Und er war streitbar, nie ein Freund leerer Gedenkrituale. Erwartbare Antworten waren von ihm nicht zu haben. Wenn man ihn nach der Vergangenheit fragte, war er schnell in der Gegenwart. Bei den Entwicklungen in seiner Heimat, die ihm Sorgen bereiteten, bei Ausgrenzungen und Stereotypen gegenüber Menschen, nur wegen ihrer Herkunft oder Religion, beim Aufwuchs des Nationalismus in Europa. Bei den Ertrunkenen im Mittelmeer. Bei der Empathie für diejenigen, die jetzt leiden, die er einforderte als Konsequenz aus den Erfahrungen des Gestern.
Das Credo eines Menschen, der Auschwitz und Buchenwald durchlitt.
Diplomat, Titos Dolmetscher und rastloser Autor
Er war Diplomat, hat für Tito gedolmetscht, Grass, Brecht und Böll ins Serbische übersetzt. Und er hat geschrieben mit einer Energie, wie sie vielleicht tatsächlich der Hunger nach Leben gebiert, wenn man in den Abgrund geblickt hat.
Der „Berg“, wo sein Nachlass verwaltet wird, holte ihn immer wieder ein, aber es gab viele andere Themen. Er schrieb Kriminalromane, Politthriller, eine Trilogie über die römischen Kaiser, sie war ihm immer wichtig.

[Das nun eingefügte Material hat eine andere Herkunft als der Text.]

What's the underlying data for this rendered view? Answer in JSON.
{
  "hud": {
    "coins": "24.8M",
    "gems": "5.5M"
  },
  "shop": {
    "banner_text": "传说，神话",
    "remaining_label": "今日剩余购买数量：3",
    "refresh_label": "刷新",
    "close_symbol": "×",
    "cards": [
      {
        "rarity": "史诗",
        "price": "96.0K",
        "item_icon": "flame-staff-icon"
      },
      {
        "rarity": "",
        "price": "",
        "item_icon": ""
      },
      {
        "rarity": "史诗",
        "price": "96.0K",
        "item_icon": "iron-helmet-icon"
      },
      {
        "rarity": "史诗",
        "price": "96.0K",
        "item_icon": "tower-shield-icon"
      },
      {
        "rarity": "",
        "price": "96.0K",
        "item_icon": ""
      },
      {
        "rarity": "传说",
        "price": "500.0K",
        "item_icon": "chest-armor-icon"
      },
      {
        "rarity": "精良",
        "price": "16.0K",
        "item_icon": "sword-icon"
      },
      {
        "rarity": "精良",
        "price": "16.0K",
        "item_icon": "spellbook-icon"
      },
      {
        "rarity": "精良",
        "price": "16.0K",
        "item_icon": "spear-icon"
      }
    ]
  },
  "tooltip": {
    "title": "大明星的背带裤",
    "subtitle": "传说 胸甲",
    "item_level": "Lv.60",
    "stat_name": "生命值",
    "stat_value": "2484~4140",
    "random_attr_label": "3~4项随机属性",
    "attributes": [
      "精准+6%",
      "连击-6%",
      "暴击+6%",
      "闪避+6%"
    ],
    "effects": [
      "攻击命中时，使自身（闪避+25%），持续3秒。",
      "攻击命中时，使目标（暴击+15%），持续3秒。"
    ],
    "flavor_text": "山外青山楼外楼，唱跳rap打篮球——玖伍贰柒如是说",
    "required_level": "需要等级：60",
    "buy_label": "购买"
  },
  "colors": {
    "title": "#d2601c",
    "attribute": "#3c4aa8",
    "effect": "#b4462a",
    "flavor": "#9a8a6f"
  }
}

Er habe, sagte er in seinem letzten Sommer in einem Gespräch, noch Stoff für mindestens 20 Bücher in seinem Kopf. Im Januar, kurz vor seinem 95. Geburtstag, war er gerade dabei, sein Buch zu vollenden, das sein letztes wurde. Über Jugoslawien und seinen Blick darauf. Ein „rutschiges Pflaster“, er freue sich auf die Diskussionen, hatte er gesagt. Und auf den Mai verwiesen, wenn er wieder in Weimar erwartet werde.
Am Mittwoch hatte er noch an der Eröffnung des Museums für Zwangsarbeit teilgenommen. In der Nacht darauf starb Ivan Ivanji. Als habe eine höhere Macht beschlossen, ihn auf seiner letzten Reise ausgerechnet an diesen Schicksalsort zu führen. Ihm hätte das womöglich ein leises Lächeln entlockt.